[Um linda crônica de Regina Igel]
Era alto, magro, macilento e cego. Vendia vassouras pelas ruas do bairro, acompanhado de seu guia, um menino caolho, mal nutrido e baixinho. Uma dupla pouco atraente esteticamente. Mas o quê fazer. A sina desses dois era andar juntos, "pela estrada da vida", como um inspirado professor do meu ginásio revelou no seu discurso de formatura. Eles chegavam na rua onde eu morava como cachorros humilhados, daqueles que baixam as orelhas, o focinho e o rabo. O rosto do homem cego parecia varrer o chão em que pisava, oscilando da direita para a esquerda e volta, enquanto o menino, um de seus ombros agarrado pela súbita manopla do seu senhor, fazia o que podia para avançar de casa em casa. Batia palmas para chamar a atenção dos lá de dentro ou, encontrando uma campainha, pousava seu polegar de unha escura até que uma furibunda dona-de-casa ou uma empregada suada aparecesse na portinhola gradeada da porta principal.
-- Vai vassoura hoje, dona? - gritava o menino.
-- Nem hoje nem amanhã! - respondia uma malcriada.
-- Não, hoje não! - respondia uma melhor educada.
-- Não, passa outro dia! - respondia quem tinha a generosidade de dar uma migalha de esperança. E assim eles percorriam as ruas daquele bairro, classe média, fincado de trabalhadores em pequenas oficinas, barbearias, borracharias, barzinhos, gente que um dia queria ter mais. E tinham oportunidades que não eram dadas a cegos nem a acompanhantes. Nunca tive contato direto com a dupla. Eu os via do meu posto de observação, a varanda da minha casa, em nível acima da calçada da rua, e ainda protegida por umas persianas semifechadas, semi-abertas. Eles vinham, apertavam a campainha, saía alguém de casa. Não é todo o dia que se precisa de vassoura, mas chega o dia em que isto acontece. E se compra a tal.
-- É de piaçaba? - perguntava alguém entendido em material de limpeza.
-- E da boa, dona! - respondia o menino, já tirando um dos cabos do molho de cabos coloridos. Que cor a senhora quer?

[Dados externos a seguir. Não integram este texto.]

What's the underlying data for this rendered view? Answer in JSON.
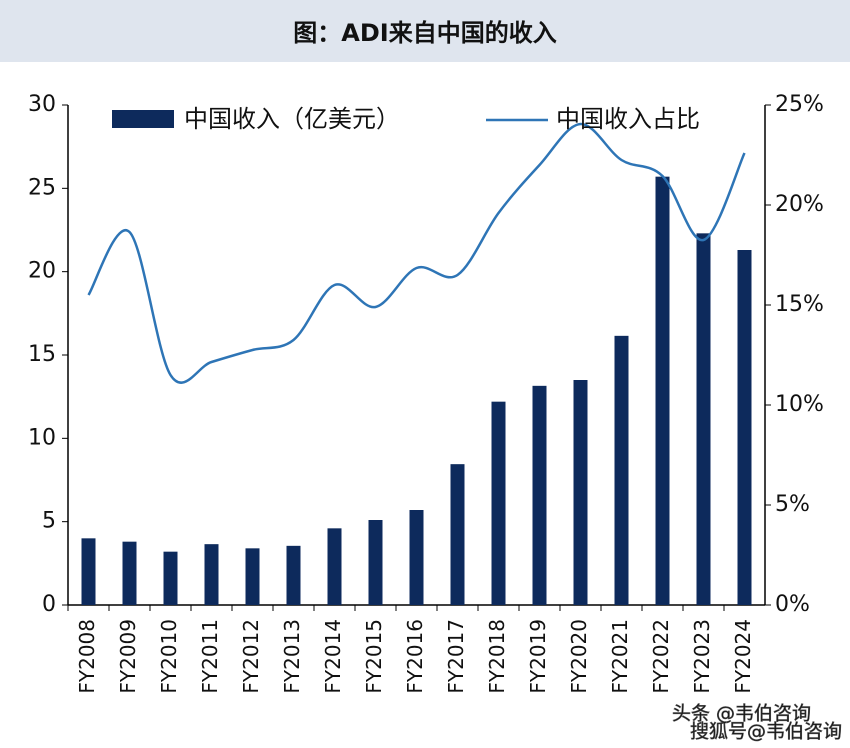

-- Qualquer uma, não importa a cor. Quero vassoura boa, pra varrer de verdade.O cego sorria, pela primeira vez o vi sorrir. (Talvez tenha sido a última também.) Mas não dizia nada. As partes de visão e locução ficavam a cargo do seu acompanhante. A compradora tirava do bolso do seu avental umas moedas, passava-as ao menino, que as dava ao cego, que as apalpava e as metia no bolso da calça, um bolso que parecia bem fundo, pois ele enfiava quase todo o braço por aquele espaço. Já com o rosto erguido, as órbitas azuladas ou vazias, ele dizia:
-- Deus lhe pague!
-- O ceguinho agradece - completava o menino, como se a voz do homem não fosse suficiente. Se não lhe compravam uma vassoura, lhe davam uma tangerina ou um copo de água. Vi isto entre os vizinhos. Quando isto acontecia, o cego encostava seu ramo de vassouras, com ajuda do menino, numa parede qualquer, libertava as mãos e pegava no copo. Como lhe serviam em copo de papel, muitas vezes a água era espremida, sem o homem disto se aperceber, e o líquido lhe descia pelo queixo mais do que pela garganta. Mesmo assim, ele agradecia efusivamente a generosidade de um copo d´água. E continuavam a marcha. Até onde foram? Não saberia dizer. Por quanto tempo mais continuaram nesta andança e semi-mendicância, tampouco posso dizer. A rotina, um dia, terminou. As casas trocaram as vassouras por empregadas movidas por aspirador de pó. E estes olhos, que um dia a terra há de comer, nunca mais viram o ceguinho e seu ajudante.